Notes / troubleshooting

Since I wanted to make this process as low touch as possible, so I needed to automate serveral agent installations and other customizations. With each

I had previously saved some sample configuration files for Ubuntu 22.04 (unfortunately I didn’t bookmark the original source). I cleaned up the files a bit, removing some declared variables that weren’t in use. I downloaded the Ubuntu 24.04 ISO image, placed it on a vSphere datastore, and updated the iso_paths property in the ubuntu.auto.pkr.hcl file and other credential/environmental values in the variables.pkrvars.hcl accordingly.

The initial build completed without incident, creating a vSphere template. The first deployment failed. Reviewing the var/log/vmware-imc/toolsDeployPkg.log file, the message ERROR: Path to hwclock not found. hwclock was observed. There was a KB article for this (https://kb.vmware.com/s/article/95091) related to Ubuntu 23.10, which mentioned that the util-linux-extra package was needed. I added this to the definition of packages in the user-data file and rebuilt the template using packer build. This resolved the issue and future deployments were successful.

One thing I noticed was that the resulting virtual machine had two CD ROM devices. I looked around and found a PR (link) stating that an option existed to control this behavior as of the vSphere 1.2.4 plugin. I updated the required_plugins mapping in the ubuntu.auto.pkr.hcl file to state this 1.2.4 version is the minimum required. I then added reattach_cdroms = 1 later in the file with the other CD ROM related settings.

One other thing that I noticed in this process was that it would have been helpful to have a date/time stamp either in the VM name or the notes field, just to know when that instance of a template was created. I looked around and found out how to get a timestamp and used that syntax to add a notes = "Template created ${formatdate("YYYY-MM-DD", timestamp())}" property to my ubuntu.auto.pkr.hcl file.

After making the above fixes, I deployed a VM from the latest template and applied a customization spec which contained a customization script do a few final customization tasks (update /etc/sudoers, generate a new openssh-server key, complete the domain join, make a change to the sssd configuration and finally restart ssd services. This script failed to execute, reviewing the /var/log/vmware-imc/toolsDeployPkg.log I noticed the message user defined scripts execution is not enabled. To enable it, please have vmware tools v10.1.0 or later installed and execute the following cmd with root privilege: 'vmware-toolbox-cmd config set deployPkg enable-custom-scripts true'. Back in my user-data configuration file, in the late-commands section, I added this command to enable custom scripts in the template.
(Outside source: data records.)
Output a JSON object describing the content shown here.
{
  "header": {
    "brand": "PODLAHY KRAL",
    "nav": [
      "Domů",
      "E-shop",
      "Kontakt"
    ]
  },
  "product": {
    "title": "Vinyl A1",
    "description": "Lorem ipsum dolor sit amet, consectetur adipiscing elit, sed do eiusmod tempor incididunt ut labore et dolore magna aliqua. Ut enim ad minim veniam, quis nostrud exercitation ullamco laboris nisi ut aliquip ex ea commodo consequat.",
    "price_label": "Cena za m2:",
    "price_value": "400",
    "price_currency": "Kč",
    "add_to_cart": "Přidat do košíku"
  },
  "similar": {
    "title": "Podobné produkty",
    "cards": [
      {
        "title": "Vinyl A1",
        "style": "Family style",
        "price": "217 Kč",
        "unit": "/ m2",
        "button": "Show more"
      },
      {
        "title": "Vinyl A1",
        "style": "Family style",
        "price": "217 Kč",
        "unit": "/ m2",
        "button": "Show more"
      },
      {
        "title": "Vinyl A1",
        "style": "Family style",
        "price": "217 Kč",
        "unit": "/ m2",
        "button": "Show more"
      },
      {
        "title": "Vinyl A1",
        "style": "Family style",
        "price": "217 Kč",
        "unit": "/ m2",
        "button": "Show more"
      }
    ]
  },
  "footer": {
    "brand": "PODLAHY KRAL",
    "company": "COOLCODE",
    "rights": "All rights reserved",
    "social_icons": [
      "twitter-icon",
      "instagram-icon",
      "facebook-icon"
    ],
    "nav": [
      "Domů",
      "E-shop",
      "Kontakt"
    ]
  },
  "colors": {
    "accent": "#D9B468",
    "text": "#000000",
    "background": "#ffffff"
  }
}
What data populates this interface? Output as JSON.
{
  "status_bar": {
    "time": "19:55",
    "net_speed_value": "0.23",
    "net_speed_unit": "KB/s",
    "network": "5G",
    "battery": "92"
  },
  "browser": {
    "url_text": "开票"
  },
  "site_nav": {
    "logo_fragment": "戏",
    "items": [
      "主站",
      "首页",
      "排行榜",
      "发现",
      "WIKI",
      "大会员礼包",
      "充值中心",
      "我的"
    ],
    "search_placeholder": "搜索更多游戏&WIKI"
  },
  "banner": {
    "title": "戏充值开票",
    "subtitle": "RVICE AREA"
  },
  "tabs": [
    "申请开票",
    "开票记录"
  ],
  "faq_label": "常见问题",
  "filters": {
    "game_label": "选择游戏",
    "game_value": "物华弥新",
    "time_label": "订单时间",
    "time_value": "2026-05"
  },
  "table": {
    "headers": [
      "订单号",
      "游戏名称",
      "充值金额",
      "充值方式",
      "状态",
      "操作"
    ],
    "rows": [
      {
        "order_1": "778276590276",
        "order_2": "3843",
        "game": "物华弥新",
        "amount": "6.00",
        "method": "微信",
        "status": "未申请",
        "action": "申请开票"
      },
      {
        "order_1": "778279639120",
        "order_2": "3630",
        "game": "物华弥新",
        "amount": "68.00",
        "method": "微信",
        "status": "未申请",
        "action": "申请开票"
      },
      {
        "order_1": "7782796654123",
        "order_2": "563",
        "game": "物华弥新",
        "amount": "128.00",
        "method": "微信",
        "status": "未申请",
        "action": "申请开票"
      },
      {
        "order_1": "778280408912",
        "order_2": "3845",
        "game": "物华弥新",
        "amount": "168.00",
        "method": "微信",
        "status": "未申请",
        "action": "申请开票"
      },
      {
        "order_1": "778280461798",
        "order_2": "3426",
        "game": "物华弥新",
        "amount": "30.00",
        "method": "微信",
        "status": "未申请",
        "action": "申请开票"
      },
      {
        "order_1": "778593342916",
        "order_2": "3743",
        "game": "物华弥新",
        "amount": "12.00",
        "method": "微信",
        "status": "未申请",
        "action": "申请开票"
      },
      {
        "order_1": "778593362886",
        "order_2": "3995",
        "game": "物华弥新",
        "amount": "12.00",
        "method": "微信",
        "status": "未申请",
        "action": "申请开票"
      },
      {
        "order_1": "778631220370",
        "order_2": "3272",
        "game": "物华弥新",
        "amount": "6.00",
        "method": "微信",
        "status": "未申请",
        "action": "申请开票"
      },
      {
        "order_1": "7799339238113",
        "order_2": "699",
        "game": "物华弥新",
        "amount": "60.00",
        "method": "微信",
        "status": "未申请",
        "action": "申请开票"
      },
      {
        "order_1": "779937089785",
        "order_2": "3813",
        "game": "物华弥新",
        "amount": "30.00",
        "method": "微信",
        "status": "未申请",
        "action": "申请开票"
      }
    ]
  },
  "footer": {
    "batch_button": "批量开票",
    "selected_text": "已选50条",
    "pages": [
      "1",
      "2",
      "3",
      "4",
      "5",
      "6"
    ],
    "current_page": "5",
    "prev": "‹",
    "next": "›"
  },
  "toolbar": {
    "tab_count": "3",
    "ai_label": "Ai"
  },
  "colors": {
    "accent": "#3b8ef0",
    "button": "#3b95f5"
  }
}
After rebuilding the template to enable custom scripts, I deployed a new VM. This did not complete the domain join as I had hoped. All of my commands were running in a precustomization period, before the virtual machine was on the network. I found the following KB article: https://kb.vmware.com/s/article/74880 which described how to run some commands in precustomization and others during postcustomization. Moving the domain join to postcustomization solved this issue, as the VM was on the network when the domain join ran.

I wanted the templates to trust my internal CA, so I added a few commands to the setup.sh script to download the certificate file from an internal webserver and run update-ca-certificates.

The next task I wanted to complete was the installation of the Aria Automation Config (aka Salt Stack Config) minion. In the past I had used the salt-project version of the minion, but reviewing VMware Tools documentation (https://docs.vmware.com/en/VMware-Tools/12.4.0/com.vmware.vsphere.vmwaretools.doc/GUID-373CD922-AF80-4B76-B19B-17F83B8B0972.html) I found an alternative way. I added the open-vm-tools-salt-minion as a package in the user-data file and had Packer add additional configuration_parameters to the template to specify the salt_minion.desiredstate and salt_minion.args values.

I also wanted the template to include the Aria Operations for Logs (aka Log Insight) agent. The product documentation showed how to pass configuration during install (https://docs.vmware.com/en/VMware-Aria-Operations-for-Logs/8.16/Agents-Operations-for-Logs/GUID-B0299481-23C1-482D-8014-FAC1727D515D.html). However, I was having problems automating the download of the agent. Trying to do a wget of the link from the agent section of the Aria Ops for Logs console the resulting file was an HTML redirect. I found this article: https://michaelryom.dk/getting-log-insight-agent which provided an API link to download the package and I was able to wget this file. I placed the wget and install commands in the setup.sh script that runs right before the new template is powered down.

After rebuilding the template with packer, I deployed another test VM. I confirmed that:

  • SSH worked
  • AD Authentication worked
  • The Aria Ops for Logs agent sent logs
  • My internal CA was trusted
  • The Aria Automation Config minion was reporting (the key needed accepted in the console)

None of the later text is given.